September 19th, 2011 by Ann Zerkle
Scott submitted an interesting article for us to discuss (see previous post here). The title of the article is “Jobs made Apple great by ignoring profit.” Below are a few quotes to help focus analysis:
As paradoxical as it is that the pursuit of profit is what causes the long-term failure of companies, I believe that Apple’s lack of focus on profitability has actually made it one of the most successful companies in the history of capitalism.
Andy and David both left comments on last week’s post that questioned what exactly the authors mean by profit. This is a great place to start. From the tone of the article, references to Wall Street and the typical mental model most people have about profit, I suspect this author means accounting profit: Total Revenue – Total Costs =Profit. With the reference to Wall Street earlier in the article, it may be they are thinking of quarterly profits. David and Andy both suspected Apple’s focus was on value creation.
Apple’s focus is on making truly great products — products so great that its own employees want to use them. That philosophy has made Apple one of the most innovative companies in the world. Steve Jobs’ legacy isn’t the Mac. It’s not the iPhone. Or the iPad. His legacy is in the creation of Apple itself, reminding us that profit is not the ultimate goal, but rather a consequence of something greater.
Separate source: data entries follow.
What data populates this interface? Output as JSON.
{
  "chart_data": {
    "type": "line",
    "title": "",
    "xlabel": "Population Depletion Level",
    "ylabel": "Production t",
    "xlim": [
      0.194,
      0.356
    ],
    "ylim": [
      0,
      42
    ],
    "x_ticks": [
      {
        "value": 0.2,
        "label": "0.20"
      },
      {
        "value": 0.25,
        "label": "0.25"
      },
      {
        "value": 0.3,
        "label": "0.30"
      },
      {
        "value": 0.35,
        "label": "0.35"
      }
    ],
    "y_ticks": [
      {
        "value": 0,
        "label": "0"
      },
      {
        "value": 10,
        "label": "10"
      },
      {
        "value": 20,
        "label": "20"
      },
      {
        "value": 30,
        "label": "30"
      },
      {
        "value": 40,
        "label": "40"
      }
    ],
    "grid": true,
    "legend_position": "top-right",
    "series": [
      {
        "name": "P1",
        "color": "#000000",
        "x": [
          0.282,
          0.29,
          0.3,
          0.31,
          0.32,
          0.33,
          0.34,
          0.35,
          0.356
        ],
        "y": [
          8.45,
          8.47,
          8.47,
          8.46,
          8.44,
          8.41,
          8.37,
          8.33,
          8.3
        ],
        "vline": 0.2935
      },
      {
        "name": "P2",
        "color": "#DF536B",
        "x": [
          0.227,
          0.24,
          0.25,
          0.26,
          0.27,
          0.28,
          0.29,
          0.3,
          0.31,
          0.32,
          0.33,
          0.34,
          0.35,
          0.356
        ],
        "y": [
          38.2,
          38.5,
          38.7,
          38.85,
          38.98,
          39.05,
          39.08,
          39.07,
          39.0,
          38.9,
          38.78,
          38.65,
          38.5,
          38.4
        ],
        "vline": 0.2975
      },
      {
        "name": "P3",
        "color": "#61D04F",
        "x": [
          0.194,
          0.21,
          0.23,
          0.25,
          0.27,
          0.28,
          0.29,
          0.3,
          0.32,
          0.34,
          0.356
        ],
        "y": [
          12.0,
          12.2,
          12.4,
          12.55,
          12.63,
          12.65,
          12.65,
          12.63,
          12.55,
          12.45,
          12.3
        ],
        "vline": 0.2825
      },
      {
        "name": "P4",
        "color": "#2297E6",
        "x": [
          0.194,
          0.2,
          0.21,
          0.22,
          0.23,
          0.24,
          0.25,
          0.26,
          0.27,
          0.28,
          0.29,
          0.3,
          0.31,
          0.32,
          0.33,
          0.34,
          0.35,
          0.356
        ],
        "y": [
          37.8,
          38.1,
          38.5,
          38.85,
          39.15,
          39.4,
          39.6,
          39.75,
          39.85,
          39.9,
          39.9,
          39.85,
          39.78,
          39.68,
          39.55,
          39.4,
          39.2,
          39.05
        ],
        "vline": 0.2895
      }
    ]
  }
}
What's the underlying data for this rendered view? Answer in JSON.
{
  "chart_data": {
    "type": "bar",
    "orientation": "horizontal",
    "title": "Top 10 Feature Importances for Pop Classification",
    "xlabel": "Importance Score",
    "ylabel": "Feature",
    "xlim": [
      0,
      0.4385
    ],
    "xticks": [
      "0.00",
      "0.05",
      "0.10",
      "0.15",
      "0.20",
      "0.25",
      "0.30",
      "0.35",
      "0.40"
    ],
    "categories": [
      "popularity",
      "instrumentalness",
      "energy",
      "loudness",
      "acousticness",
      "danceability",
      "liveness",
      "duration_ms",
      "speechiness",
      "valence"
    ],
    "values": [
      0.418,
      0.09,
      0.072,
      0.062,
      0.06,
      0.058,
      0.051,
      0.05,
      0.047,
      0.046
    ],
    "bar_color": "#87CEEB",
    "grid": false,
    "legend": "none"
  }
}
This quote makes me think Apple was/is focused on value creation and their profit was/is an indicator of that value. The “something greater” might be value creation (I don’t think people on the outside can know for sure). For analysts who are focused on quarterly profit, it seems outrageous to release a product (iPad) that cuts into one of your most recognized businesses (laptops and computers). However, for a company focused on long run value creation, it seems much less worrisome.
As I read the article, I wondered what other aspects of the organization were in place to allow this attitude (which I believe is a focus on value creation) to emerge. Clearly there were some values and beliefs in play supporting the strategy. This quote hints that folks at Apple may have a point of view on creative destruction:
Despite being perceived as a premium, high-end player, Apple under Job’s leadership has not simply managed to avoid being disrupted by others, it has disrupted entire industries — many of them. Even more impressive, it’s disrupting itself.
It seems to me people working at Apple have a shared value around innovation and believe the cool-factor is important. If the company is solidly focused on value creation, then a clear understanding of their customers, when and how the value is created and other aspects of vision must be in place. Imagine having a company full of people who do not understand value creation AND are ignoring profit.
As David pointed out in his comment, maybe the authors are using a bit of exaggeration. At one point the author says Jobs was “eschewing” profit. Putting aside the specifics of Apple, let’s focus on some big picture ideas. With all these ideas about value creation versus profit, can any for-profit company truly ignore accounting profit? Does MBM suggest we ignore or eschew profit?